Competition to cross the so-called Valley of Death has become rather stiff at the National Institutes of Health (NIH).
Since 2009, the NIH's Therapeutics for Rare and Neglected Diseases (TRND) program has solicited proposals from scientists and pharmaceutical companies trying to navigate that dead zone between discovering promising compounds and getting them into human clinical trials. To date, TRND has received 125 applications for nonmonetary assistance; 10 have gotten the green light.

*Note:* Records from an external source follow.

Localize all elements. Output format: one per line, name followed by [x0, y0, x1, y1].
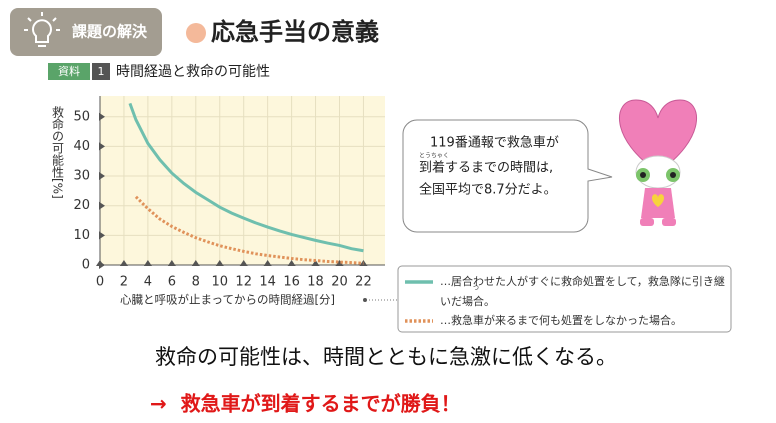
y-tick-label: 20 [73, 198, 90, 213]
x-tick-label: 6 [168, 275, 176, 290]
y-tick-label: 0 [82, 258, 90, 273]
speech-bubble [402, 119, 613, 233]
y-tick-label: 10 [73, 228, 90, 243]
series-line [128, 102, 364, 253]
y-tick-label: 40 [73, 139, 90, 154]
x-tick-label: 16 [283, 275, 300, 290]
legend-box [397, 265, 732, 333]
bubble-line: 到着するまでの時間は, [419, 160, 553, 176]
bubble-line: 119番通報で救急車が [430, 135, 559, 151]
y-axis-label: 救命の可能性[%] [51, 105, 65, 199]
legend-text: …救急車が来るまで何も処置をしなかった場合。 [440, 314, 682, 327]
source-label: 資料 [58, 64, 80, 78]
punchline: → 救急車が到着するまでが勝負！ [150, 392, 461, 416]
x-tick-label: 2 [120, 275, 128, 290]
x-tick-label: 12 [235, 275, 252, 290]
plot-bg [100, 96, 385, 265]
x-axis-label: 心臓と呼吸が止まってからの時間経過[分] [120, 293, 335, 307]
chart-title: 時間経過と救命の可能性 [116, 63, 270, 80]
source-number-bg [92, 63, 110, 80]
x-tick-label: 20 [331, 275, 348, 290]
y-tick-label: 30 [73, 169, 90, 184]
x-tick-label: 14 [259, 275, 276, 290]
heading: 応急手当の意義 [211, 18, 379, 46]
heading-dot [186, 23, 206, 43]
x-tick-label: 22 [355, 275, 372, 290]
legend-text: …居合わせた人がすぐに救命処置をして，救急隊に引き継いだ場合。 [440, 275, 725, 308]
x-tick-label: 4 [144, 275, 152, 290]
bubble-ruby: とうちゃく [419, 153, 449, 160]
x-tick-label: 8 [192, 275, 200, 290]
connector-dot [363, 298, 367, 302]
badge-bg [10, 8, 162, 56]
x-tick-label: 18 [307, 275, 324, 290]
source-number: 1 [98, 65, 105, 78]
x-tick-label: 10 [211, 275, 228, 290]
bulb-icon [24, 12, 60, 47]
x-tick-label: 0 [96, 275, 104, 290]
bubble-line: 全国平均で8.7分だよ。 [419, 182, 557, 198]
plot: 0 2 4 6 8 10 12 14 16 18 20 22 0 10 20 30 40 50 [73, 96, 385, 290]
mascot [618, 99, 698, 226]
source-label-bg [48, 63, 90, 80]
conclusion: 救命の可能性は、時間とともに急激に低くなる。 [155, 345, 617, 369]
y-tick-label: 50 [73, 109, 90, 124]
badge-text: 課題の解決 [72, 23, 148, 41]
legend-ruby: つ [473, 285, 480, 292]
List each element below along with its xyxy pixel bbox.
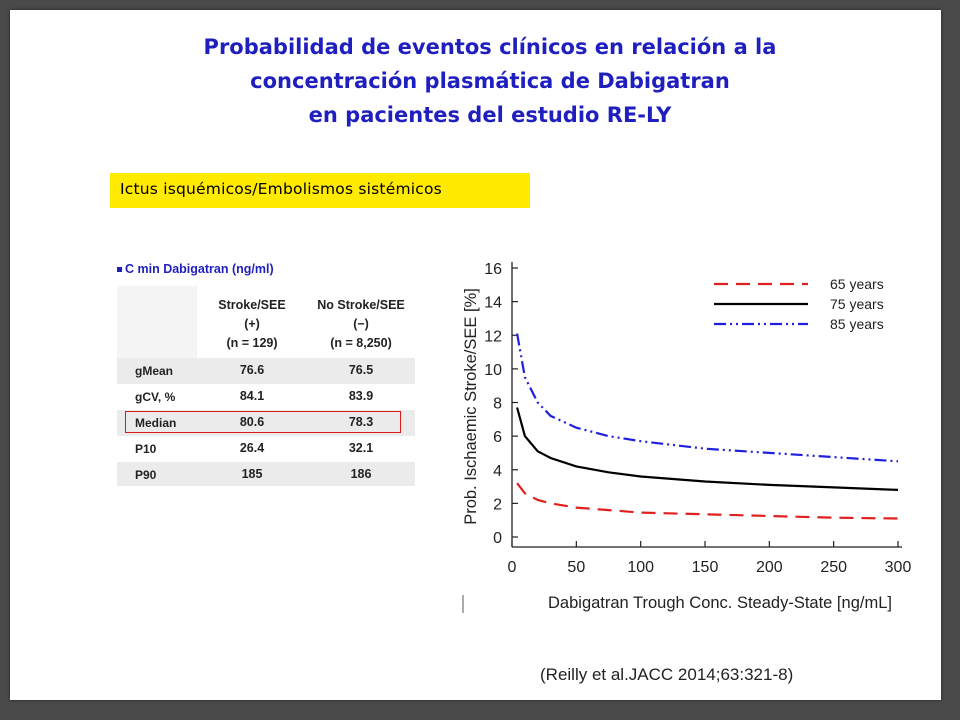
header-nostroke-line1: No Stroke/SEE [317, 298, 405, 312]
header-nostroke-line3: (n = 8,250) [330, 336, 392, 350]
legend-label: 85 years [830, 316, 884, 332]
header-stroke-line2: (+) [244, 317, 260, 331]
y-tick-label: 2 [493, 496, 502, 513]
y-tick-label: 10 [484, 362, 502, 379]
row-value-no-stroke: 32.1 [348, 441, 374, 455]
row-value-stroke: 80.6 [239, 415, 265, 429]
header-nostroke-line2: (−) [353, 317, 369, 331]
x-tick-label: 0 [508, 559, 517, 576]
series-line-75-years [516, 407, 899, 491]
x-tick-label: 100 [627, 559, 654, 576]
table-header-no-stroke: No Stroke/SEE (−) (n = 8,250) [307, 296, 415, 353]
row-value-stroke: 84.1 [239, 389, 265, 403]
legend-label: 75 years [830, 296, 884, 312]
y-tick-label: 8 [493, 396, 502, 413]
row-value-no-stroke: 76.5 [348, 363, 374, 377]
row-label: P90 [135, 468, 157, 482]
x-tick-label: 50 [567, 559, 585, 576]
x-tick-label: 200 [756, 559, 783, 576]
legend-label: 65 years [830, 276, 884, 292]
series-line-85-years [516, 333, 899, 463]
cmin-label: C min Dabigatran (ng/ml) [117, 262, 274, 276]
cmin-label-text: C min Dabigatran (ng/ml) [125, 262, 274, 276]
x-tick-label: 150 [692, 559, 719, 576]
table-row: gMean 76.6 76.5 [117, 358, 415, 384]
median-highlight-box [125, 411, 401, 433]
series-line-65-years [516, 482, 899, 520]
table-row: Median 80.6 78.3 [117, 410, 415, 436]
table-row: P90 185 186 [117, 462, 415, 486]
row-value-no-stroke: 83.9 [348, 389, 374, 403]
row-value-stroke: 185 [241, 467, 263, 481]
bullet-icon [117, 267, 122, 273]
row-label: gMean [135, 364, 174, 378]
subtitle-highlight: Ictus isquémicos/Embolismos sistémicos [110, 173, 530, 208]
table-header-bg [197, 286, 415, 358]
header-stroke-line3: (n = 129) [226, 336, 278, 350]
table-row: gCV, % 84.1 83.9 [117, 384, 415, 410]
y-tick-label: 6 [493, 429, 502, 446]
row-value-stroke: 76.6 [239, 363, 265, 377]
title-line-3: en pacientes del estudio RE-LY [308, 103, 672, 127]
table-header-stroke: Stroke/SEE (+) (n = 129) [197, 296, 307, 353]
title-line-2: concentración plasmática de Dabigatran [250, 69, 730, 93]
row-value-no-stroke: 78.3 [348, 415, 374, 429]
y-tick-label: 0 [493, 530, 502, 547]
y-tick-label: 16 [484, 261, 502, 278]
pk-table: Stroke/SEE (+) (n = 129) No Stroke/SEE (… [117, 286, 415, 486]
row-label: Median [135, 416, 177, 430]
title-line-1: Probabilidad de eventos clínicos en rela… [203, 35, 777, 59]
x-tick-label: 250 [820, 559, 847, 576]
row-label: gCV, % [135, 390, 176, 404]
slide-title: Probabilidad de eventos clínicos en rela… [40, 30, 940, 132]
x-axis-label: Dabigatran Trough Conc. Steady-State [ng… [548, 594, 892, 612]
y-axis-label: Prob. Ischaemic Stroke/SEE [%] [462, 288, 480, 525]
y-tick-label: 14 [484, 295, 502, 312]
x-tick-label: 300 [885, 559, 912, 576]
row-label: P10 [135, 442, 157, 456]
source-citation: (Reilly et al.JACC 2014;63:321-8) [540, 665, 794, 684]
subtitle-text: Ictus isquémicos/Embolismos sistémicos [120, 180, 442, 198]
y-tick-label: 12 [484, 328, 502, 345]
header-stroke-line1: Stroke/SEE [218, 298, 286, 312]
y-tick-label: 4 [493, 463, 502, 480]
table-row: P10 26.4 32.1 [117, 436, 415, 462]
row-value-no-stroke: 186 [350, 467, 372, 481]
row-value-stroke: 26.4 [239, 441, 265, 455]
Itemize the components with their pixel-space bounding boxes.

Fibrodysplasia ossificans progressiva, which hardens soft tissue into bone, is a rare disease that the National Institutes of Health has targeted for new drug development.
(Photo credit: E. Shore, PhD/F. Kaplan, MD/Univ of Pennsylvania/Nature Genetics)
“What this reflects is the really substantial need for novel therapeutics for rare and neglected diseases but also enormous opportunities because we’ve seen a lot of really good science,” said Christopher Austin, MD, scientific director of the NIH Center for Translational Therapeutics, which oversees TRND.
Rather than award grant money directly, the congressionally mandated TRND program partners with chosen applicants to determine the steps and studies needed to submit compounds to the US Food and Drug Administration (FDA) for investigational new drug approval. “We combine our money with our know-how,” said Austin. “We pay [contractors] for the studies or we do them ourselves.” In the world of drug development, TRND has a molecular-level budget: $24 million.
The most recent round of project approvals, announced late last year, will aid in developing new treatments for fibrodysplasia ossificans progressiva (FOP), a connective tissue disorder; autoimmune pulmonary alveolar proteinosis, which causes breathing problems and can lead to respiratory failure; creatinine transporter deficiency, a cognitive function disorder; schistosomiasis, a parasitic infection; neonatal herpes simplex virus; and Duchenne muscular dystrophy.
“We really tried to choose projects with the greatest medical need and the greatest scientific opportunity,” said Austin.
One that meets both objectives is a project to develop better treatment for schistosomiasis, a neglected tropical disease that affects more than 200 million people worldwide at any given time. Infection with Schistosoma worms can cause severe anemia, diarrhea, internal bleeding, and organ damage. Treatment with repeated large doses of the antihelmintic praziquantel is effective. But reinfections are common because the worms swim freely in water used for bathing and swimming in developing regions. “You can't treat everyone; there's not enough drug,” Austin said.
So TRND resources are going to 5-year-old Concert Pharmaceuticals Inc of Lexington, Mass, to develop a new drug similar to praziquantel but with a key difference in chemical composition: the drug's hydrogen atoms are replaced with atoms of deuterium, a hydrogen isotope.
“We observed preclinically that deuterium appears to stabilize the compound metabolically, so we would hope to be able to give lower doses,” said Roger Tung, PhD, Concert's chief executive officer and cofounder.
Concert has developed what it calls a deuterated chemical entity platform. It's based on the principle that drug metabolism in the body involves breaking carbon-hydrogen bonds. Compared with hydrogen, deuterium forms a stronger bond with carbon. This stronger carbon-deuterium bond results in drugs that are metabolized more slowly, raising the possibility of smaller doses and fewer adverse effects. Some of the company's compounds to treat chronic kidney disease and HIV infection that are built on this platform are in phase 1 clinical trials.
“There are other diseases for which this approach might be relevant,” said Austin.
Unlike schistosomiasis, which affects hundreds of millions of people, FOP affects only 3000. The genetic disease in children causes soft tissue to harden into bone. Over time, joints become locked, and the chest becomes encased in bone, restricting the lungs. “It's an awful disease,” said Kenneth Bloch, MD, professor and chair of medicine at Harvard Medical School in Boston and lead investigator of the TRND-supported project seeking treatment for FOP. Currently, no treatment is available.
Bloch and his colleagues have developed a mouse model of FOP and shown that a small-molecule inhibitor of the bone morphogenetic protein type I receptor may reduce abnormal bone formation. TRND will support further medicinal chemistry studies to optimize the small molecule. Bloch said he and his colleagues talked for several years with pharmaceutical companies and venture capitalists about funding for additional research but came up empty.
“In a way, TRND is behaving like a pharmaceutical company by providing a novel form of support,” said Bloch. “We have lots more safety work to do . . . but we're thinking about clinical trials.”
Even though it may take several years to complete all the steps needed to submit a new drug application to the FDA, Bloch said the FOP research has broad applications in other conditions with bone abnormalities. For example, some patients who undergo hip surgery develop abnormal bone growth that interferes with hip function.